One of the fun things about being an Extension Agent and providing education are the many learning opportunities I get when people ask us questions. It is fun because we often get all kinds of different questions. The learning opportunity comes when I do not know the answer and need to do some research to learn the answer.
For example, last week a woman came into the office and asked, “Why do my onions spark in the microwave?” She explained that her husband likes to have onions on his burgers and that she cuts them up and partially cooks them in the microwave first – this is where the sparking comes from.
I am familiar with peas, corn or beans bursting in the microwave from water that goes from a liquid to steam when the food is heated, but the issue with the onions causing sparks was a new one.
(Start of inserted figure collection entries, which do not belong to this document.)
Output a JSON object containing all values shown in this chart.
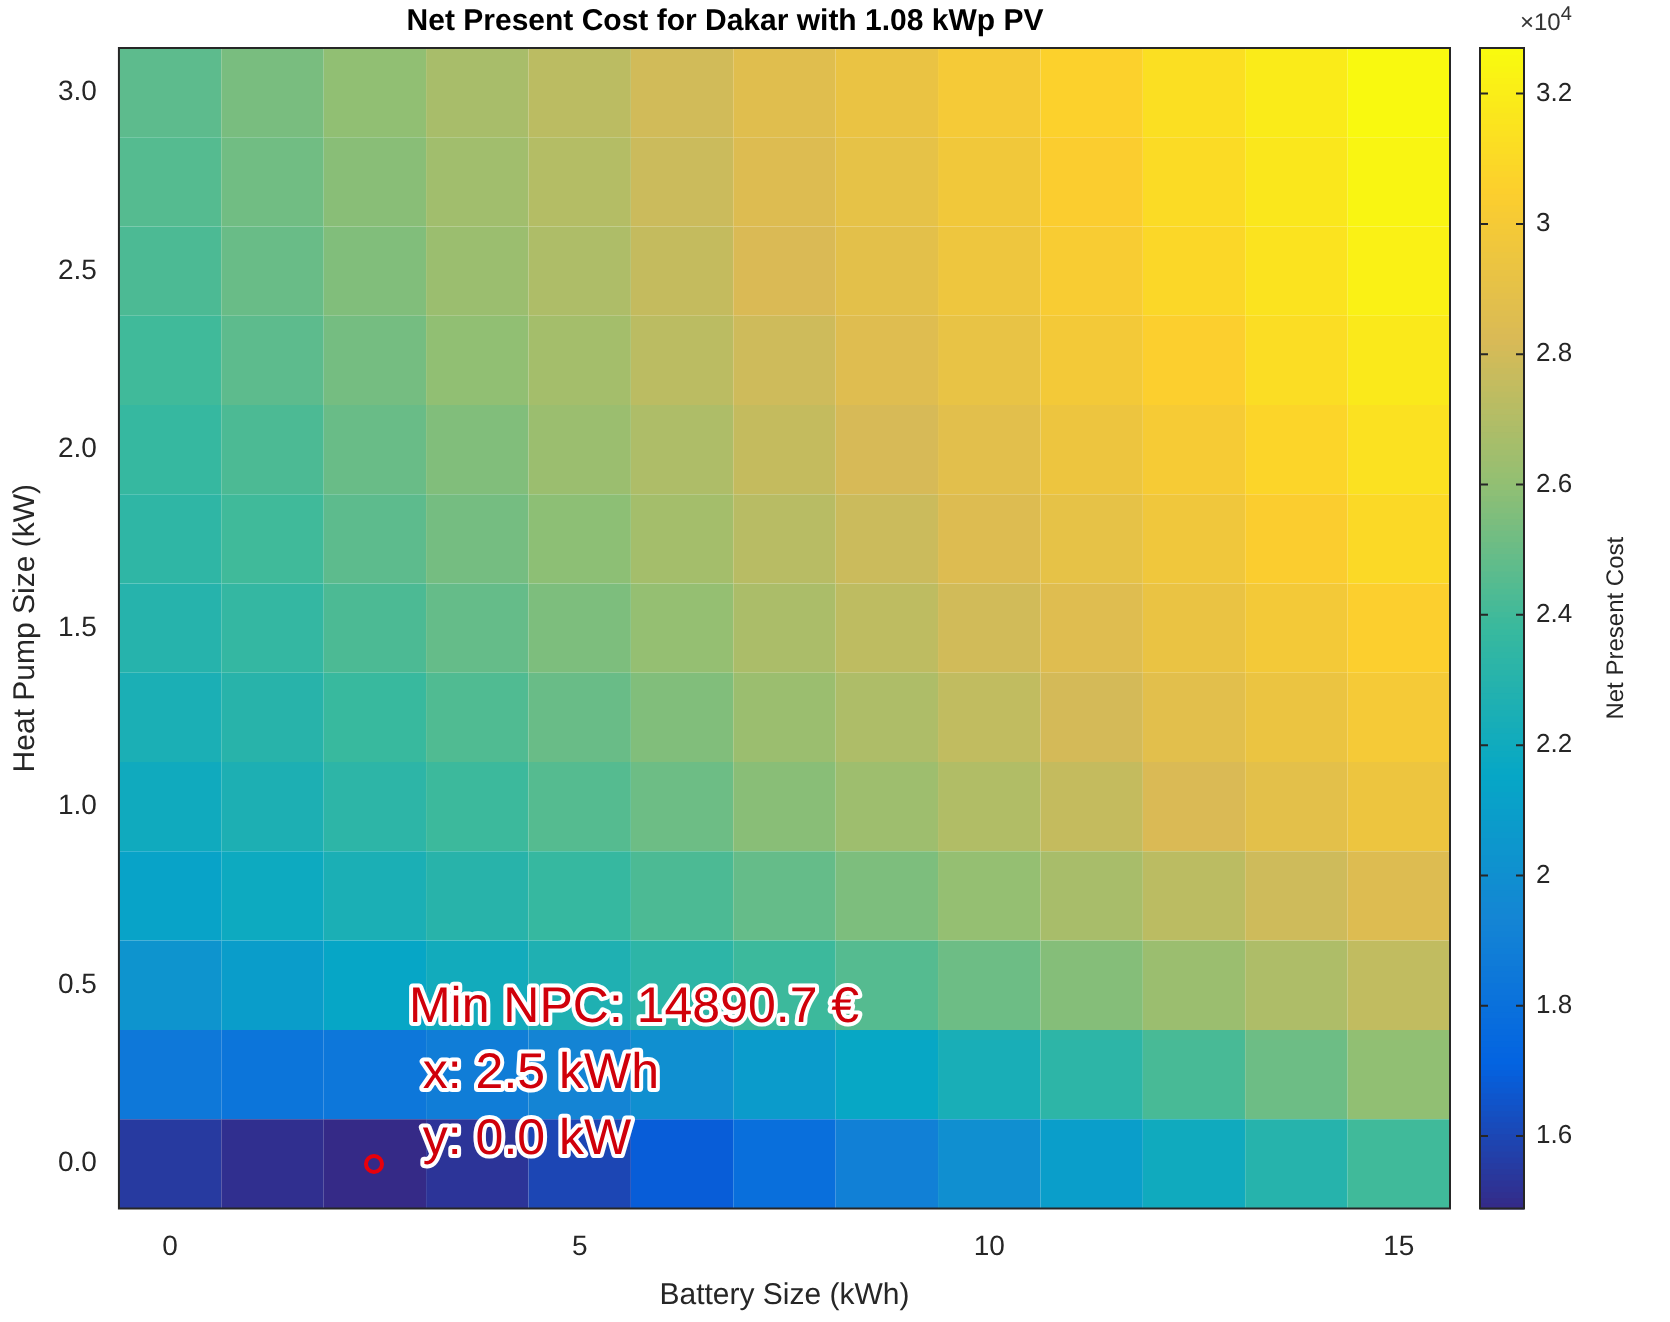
{
  "chart_data": {
    "type": "heatmap",
    "title": "Net Present Cost for Dakar with 1.08 kWp PV",
    "xlabel": "Battery Size (kWh)",
    "ylabel": "Heat Pump Size (kW)",
    "clabel": "Net Present Cost",
    "categories": [
      "0",
      null,
      null,
      null,
      "5",
      null,
      null,
      null,
      "10",
      null,
      null,
      null,
      "15"
    ],
    "y_categories": [
      "3.0",
      null,
      "2.5",
      null,
      "2.0",
      null,
      "1.5",
      null,
      "1.0",
      null,
      "0.5",
      null,
      "0.0"
    ],
    "cells": [
      [
        2.47,
        2.54,
        2.6,
        2.67,
        2.73,
        2.8,
        2.87,
        2.93,
        3.0,
        3.06,
        3.13,
        3.19,
        3.26
      ],
      [
        2.45,
        2.52,
        2.58,
        2.65,
        2.71,
        2.78,
        2.85,
        2.91,
        2.98,
        3.04,
        3.11,
        3.17,
        3.24
      ],
      [
        2.43,
        2.5,
        2.56,
        2.63,
        2.69,
        2.76,
        2.83,
        2.89,
        2.96,
        3.02,
        3.09,
        3.15,
        3.22
      ],
      [
        2.4,
        2.47,
        2.53,
        2.6,
        2.66,
        2.73,
        2.79,
        2.86,
        2.92,
        2.99,
        3.05,
        3.12,
        3.18
      ],
      [
        2.37,
        2.43,
        2.5,
        2.56,
        2.63,
        2.69,
        2.76,
        2.82,
        2.88,
        2.95,
        3.01,
        3.08,
        3.14
      ],
      [
        2.34,
        2.4,
        2.47,
        2.53,
        2.59,
        2.66,
        2.72,
        2.78,
        2.85,
        2.91,
        2.97,
        3.04,
        3.1
      ],
      [
        2.3,
        2.36,
        2.43,
        2.49,
        2.55,
        2.61,
        2.68,
        2.74,
        2.8,
        2.86,
        2.93,
        2.99,
        3.05
      ],
      [
        2.25,
        2.31,
        2.38,
        2.44,
        2.5,
        2.56,
        2.63,
        2.69,
        2.75,
        2.81,
        2.88,
        2.94,
        3.0
      ],
      [
        2.2,
        2.26,
        2.33,
        2.39,
        2.45,
        2.51,
        2.58,
        2.64,
        2.7,
        2.76,
        2.83,
        2.89,
        2.95
      ],
      [
        2.13,
        2.19,
        2.25,
        2.31,
        2.37,
        2.43,
        2.49,
        2.55,
        2.61,
        2.67,
        2.73,
        2.79,
        2.85
      ],
      [
        2.03,
        2.09,
        2.15,
        2.21,
        2.27,
        2.33,
        2.39,
        2.45,
        2.51,
        2.57,
        2.63,
        2.69,
        2.75
      ],
      [
        1.85,
        1.83,
        1.84,
        1.88,
        1.93,
        2.0,
        2.08,
        2.16,
        2.24,
        2.33,
        2.42,
        2.51,
        2.6
      ],
      [
        1.55,
        1.51,
        1.49,
        1.53,
        1.6,
        1.69,
        1.79,
        1.9,
        2.0,
        2.1,
        2.2,
        2.3,
        2.4
      ]
    ],
    "clim": [
      1.489,
      3.27
    ],
    "cticks": [
      1.6,
      1.8,
      2,
      2.2,
      2.4,
      2.6,
      2.8,
      3,
      3.2
    ],
    "annotations": [
      "Min NPC: 14890.7 €",
      " x: 2.5 kWh",
      " y: 0.0 kW",
      "×10$^{4}$"
    ]
  }
}
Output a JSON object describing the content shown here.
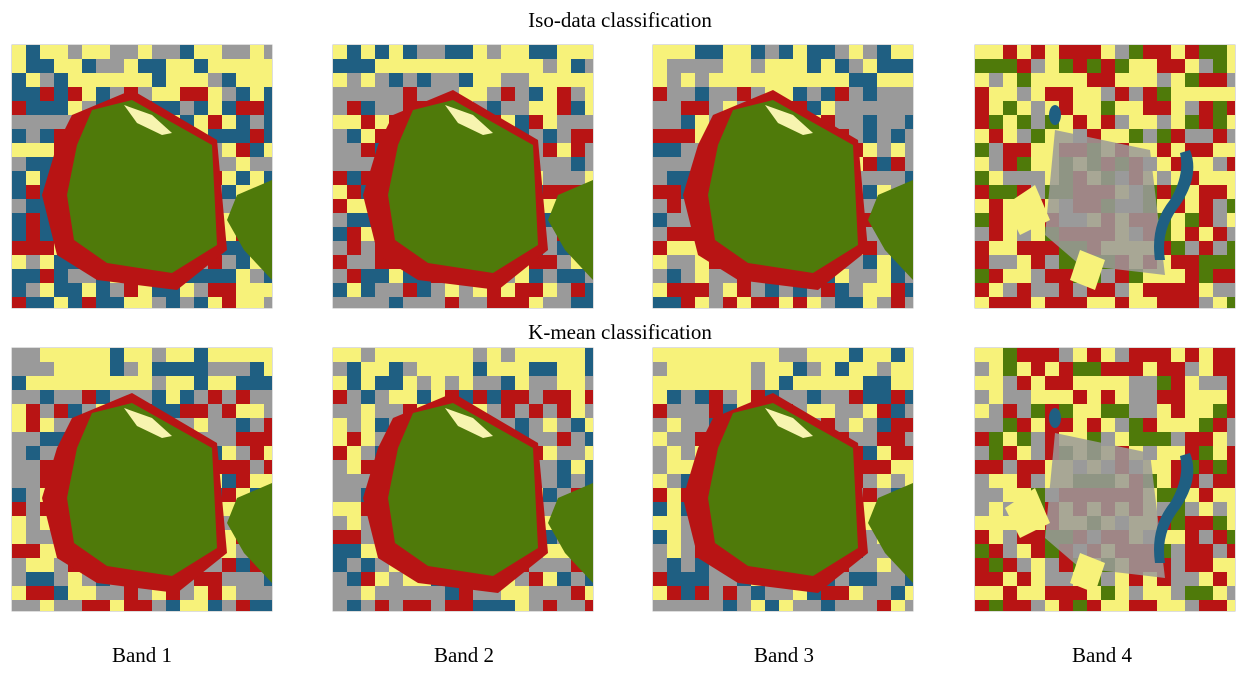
{
  "figure": {
    "rows": [
      {
        "title": "Iso-data classification"
      },
      {
        "title": "K-mean classification"
      }
    ],
    "columns": [
      "Band 1",
      "Band 2",
      "Band 3",
      "Band 4"
    ]
  }
}
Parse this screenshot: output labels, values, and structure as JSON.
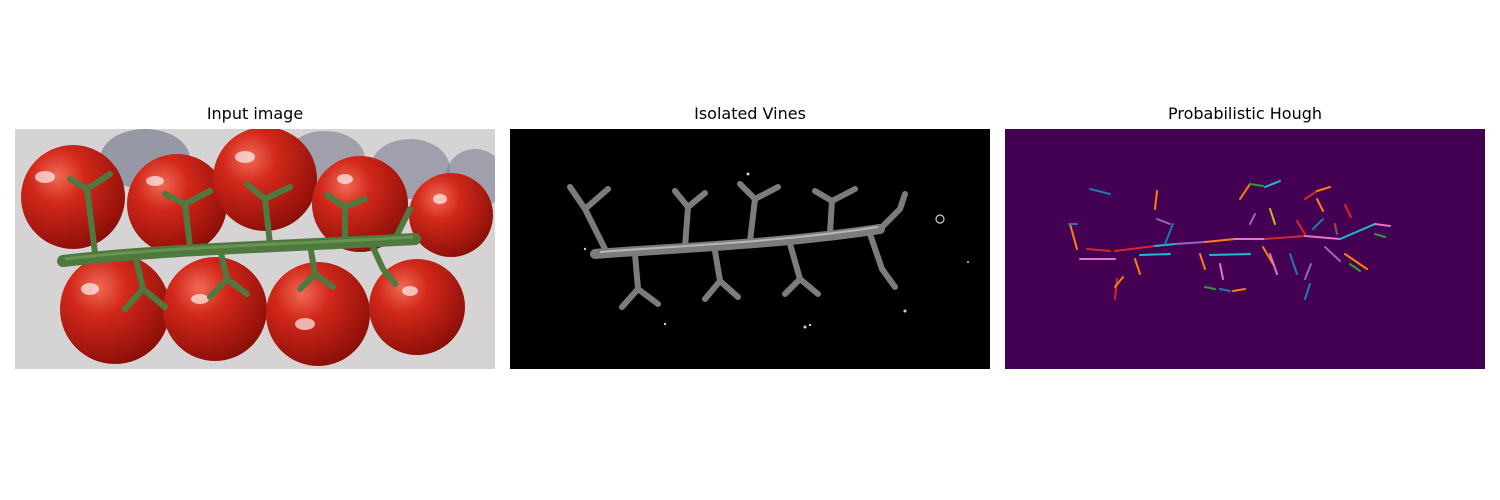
{
  "panels": [
    {
      "title": "Input image"
    },
    {
      "title": "Isolated Vines"
    },
    {
      "title": "Probabilistic Hough"
    }
  ],
  "colors": {
    "hough_background": "#440154",
    "vines_background": "#000000",
    "segment_palette": [
      "#1f77b4",
      "#ff7f0e",
      "#2ca02c",
      "#d62728",
      "#9467bd",
      "#8c564b",
      "#e377c2",
      "#7f7f7f",
      "#bcbd22",
      "#17becf"
    ]
  }
}
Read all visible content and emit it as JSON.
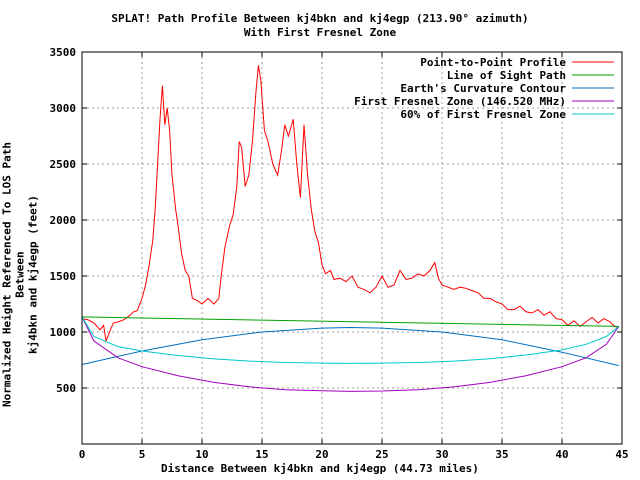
{
  "chart_data": {
    "type": "line",
    "title": "SPLAT! Path Profile Between kj4bkn and kj4egp (213.90° azimuth)",
    "subtitle": "With First Fresnel Zone",
    "xlabel": "Distance Between kj4bkn and kj4egp (44.73 miles)",
    "ylabel_line1": "Normalized Height Referenced To LOS Path Between",
    "ylabel_line2": "kj4bkn and kj4egp (feet)",
    "xlim": [
      0,
      45
    ],
    "ylim": [
      0,
      3500
    ],
    "grid": true,
    "legend_position": "top-right",
    "x_ticks": [
      0,
      5,
      10,
      15,
      20,
      25,
      30,
      35,
      40,
      45
    ],
    "y_ticks": [
      500,
      1000,
      1500,
      2000,
      2500,
      3000,
      3500
    ],
    "series": [
      {
        "name": "Point-to-Point Profile",
        "color": "#ff0000",
        "points": [
          [
            0,
            1120
          ],
          [
            0.5,
            1110
          ],
          [
            1,
            1080
          ],
          [
            1.5,
            1020
          ],
          [
            1.8,
            1060
          ],
          [
            2,
            920
          ],
          [
            2.3,
            1000
          ],
          [
            2.6,
            1080
          ],
          [
            3,
            1090
          ],
          [
            3.5,
            1110
          ],
          [
            4,
            1150
          ],
          [
            4.3,
            1180
          ],
          [
            4.6,
            1190
          ],
          [
            5,
            1300
          ],
          [
            5.3,
            1420
          ],
          [
            5.6,
            1600
          ],
          [
            5.9,
            1820
          ],
          [
            6.1,
            2100
          ],
          [
            6.3,
            2500
          ],
          [
            6.5,
            2900
          ],
          [
            6.7,
            3200
          ],
          [
            6.9,
            2850
          ],
          [
            7.1,
            3000
          ],
          [
            7.3,
            2800
          ],
          [
            7.5,
            2400
          ],
          [
            7.8,
            2100
          ],
          [
            8.0,
            1950
          ],
          [
            8.3,
            1700
          ],
          [
            8.6,
            1550
          ],
          [
            8.9,
            1500
          ],
          [
            9.2,
            1300
          ],
          [
            9.6,
            1280
          ],
          [
            10,
            1250
          ],
          [
            10.5,
            1300
          ],
          [
            11,
            1250
          ],
          [
            11.4,
            1300
          ],
          [
            11.6,
            1500
          ],
          [
            11.9,
            1750
          ],
          [
            12.3,
            1950
          ],
          [
            12.6,
            2050
          ],
          [
            12.9,
            2300
          ],
          [
            13.1,
            2700
          ],
          [
            13.3,
            2650
          ],
          [
            13.6,
            2300
          ],
          [
            13.9,
            2400
          ],
          [
            14.2,
            2700
          ],
          [
            14.5,
            3150
          ],
          [
            14.7,
            3380
          ],
          [
            14.9,
            3250
          ],
          [
            15.2,
            2800
          ],
          [
            15.5,
            2700
          ],
          [
            15.9,
            2500
          ],
          [
            16.3,
            2400
          ],
          [
            16.6,
            2600
          ],
          [
            16.9,
            2850
          ],
          [
            17.2,
            2750
          ],
          [
            17.6,
            2900
          ],
          [
            17.9,
            2500
          ],
          [
            18.2,
            2200
          ],
          [
            18.5,
            2850
          ],
          [
            18.8,
            2400
          ],
          [
            19.1,
            2100
          ],
          [
            19.4,
            1900
          ],
          [
            19.7,
            1800
          ],
          [
            20.0,
            1600
          ],
          [
            20.3,
            1520
          ],
          [
            20.7,
            1550
          ],
          [
            21.0,
            1470
          ],
          [
            21.5,
            1480
          ],
          [
            22.0,
            1450
          ],
          [
            22.5,
            1500
          ],
          [
            23,
            1400
          ],
          [
            23.5,
            1380
          ],
          [
            24,
            1350
          ],
          [
            24.5,
            1400
          ],
          [
            25,
            1500
          ],
          [
            25.5,
            1400
          ],
          [
            26,
            1420
          ],
          [
            26.5,
            1550
          ],
          [
            27,
            1470
          ],
          [
            27.5,
            1480
          ],
          [
            28,
            1520
          ],
          [
            28.5,
            1500
          ],
          [
            29,
            1550
          ],
          [
            29.4,
            1620
          ],
          [
            29.7,
            1480
          ],
          [
            30,
            1420
          ],
          [
            30.5,
            1400
          ],
          [
            31,
            1380
          ],
          [
            31.5,
            1400
          ],
          [
            32,
            1390
          ],
          [
            32.5,
            1370
          ],
          [
            33,
            1350
          ],
          [
            33.5,
            1300
          ],
          [
            34,
            1300
          ],
          [
            34.5,
            1270
          ],
          [
            35,
            1250
          ],
          [
            35.5,
            1200
          ],
          [
            36,
            1200
          ],
          [
            36.5,
            1230
          ],
          [
            37,
            1180
          ],
          [
            37.5,
            1170
          ],
          [
            38,
            1200
          ],
          [
            38.5,
            1150
          ],
          [
            39,
            1180
          ],
          [
            39.5,
            1120
          ],
          [
            40,
            1110
          ],
          [
            40.5,
            1060
          ],
          [
            41,
            1100
          ],
          [
            41.5,
            1050
          ],
          [
            42,
            1090
          ],
          [
            42.5,
            1130
          ],
          [
            43,
            1080
          ],
          [
            43.5,
            1120
          ],
          [
            44,
            1090
          ],
          [
            44.4,
            1050
          ],
          [
            44.73,
            1040
          ]
        ]
      },
      {
        "name": "Line of Sight Path",
        "color": "#00a000",
        "points": [
          [
            0,
            1135
          ],
          [
            44.73,
            1050
          ]
        ]
      },
      {
        "name": "Earth's Curvature Contour",
        "color": "#0070c0",
        "points": [
          [
            0,
            710
          ],
          [
            5,
            830
          ],
          [
            10,
            930
          ],
          [
            15,
            1000
          ],
          [
            20,
            1035
          ],
          [
            22.4,
            1040
          ],
          [
            25,
            1035
          ],
          [
            30,
            1000
          ],
          [
            35,
            930
          ],
          [
            40,
            820
          ],
          [
            44.73,
            700
          ]
        ]
      },
      {
        "name": "First Fresnel Zone (146.520 MHz)",
        "color": "#a000c0",
        "points": [
          [
            0,
            1135
          ],
          [
            1,
            920
          ],
          [
            3,
            770
          ],
          [
            5,
            690
          ],
          [
            8,
            610
          ],
          [
            11,
            550
          ],
          [
            14,
            510
          ],
          [
            17,
            485
          ],
          [
            20,
            475
          ],
          [
            22.4,
            470
          ],
          [
            25,
            473
          ],
          [
            28,
            485
          ],
          [
            31,
            510
          ],
          [
            34,
            550
          ],
          [
            37,
            610
          ],
          [
            40,
            690
          ],
          [
            42,
            770
          ],
          [
            43.7,
            890
          ],
          [
            44.73,
            1050
          ]
        ]
      },
      {
        "name": "60% of First Fresnel Zone",
        "color": "#00c8c8",
        "points": [
          [
            0,
            1135
          ],
          [
            1,
            960
          ],
          [
            3,
            870
          ],
          [
            5,
            830
          ],
          [
            8,
            790
          ],
          [
            11,
            760
          ],
          [
            14,
            740
          ],
          [
            17,
            728
          ],
          [
            20,
            722
          ],
          [
            22.4,
            720
          ],
          [
            25,
            722
          ],
          [
            28,
            728
          ],
          [
            31,
            740
          ],
          [
            34,
            762
          ],
          [
            37,
            795
          ],
          [
            40,
            840
          ],
          [
            42,
            890
          ],
          [
            43.7,
            960
          ],
          [
            44.73,
            1050
          ]
        ]
      }
    ]
  }
}
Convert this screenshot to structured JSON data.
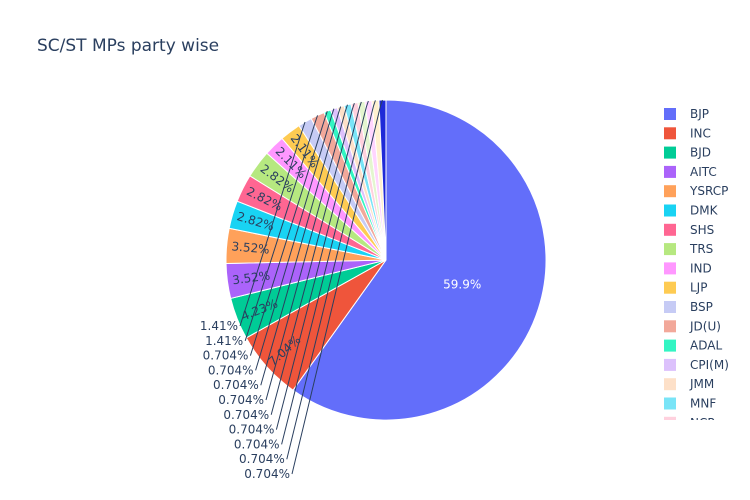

A search showed there are a couple possibilities why onions and other foods will spark in the microwave. First, since all plants absorb water and nutrients from the soil, there is a strong chance that there are also small bits of dissolved minerals and metals in the veggies such as iron, potassium and copper. According to the US Department of Agriculture, root vegetables are very good at storing these metallic nutrients.
Second, it could also be related to how the onion was cut up. If the pieces are irregular or unevenly sized pieces, the smaller pieces are more likely cook more quickly and burn than larger pieces. The other thing that happens are all the pointy cut edges or leafy edges of plants such as kale make opportunities for a spark to form.
There are ways to reduce the amount of sparking. Instead of cutting the vegetables into small pieces, leave them as large as possible and cut them after the cooking. For the onion, cook whole slices. This lowers the number of angular edges. If cutting vegetables, then cut into uniform sizes – this prevents the pieces that are too small from cooking too fast.
Another method is to arrange the food evenly on the plate or in the bowl. A small amount of liquid could be added or put a light covering over the food. Then stir, turn or rotate the food halfway through the cooking time. This helps even out the cooking and will reduce cold spots.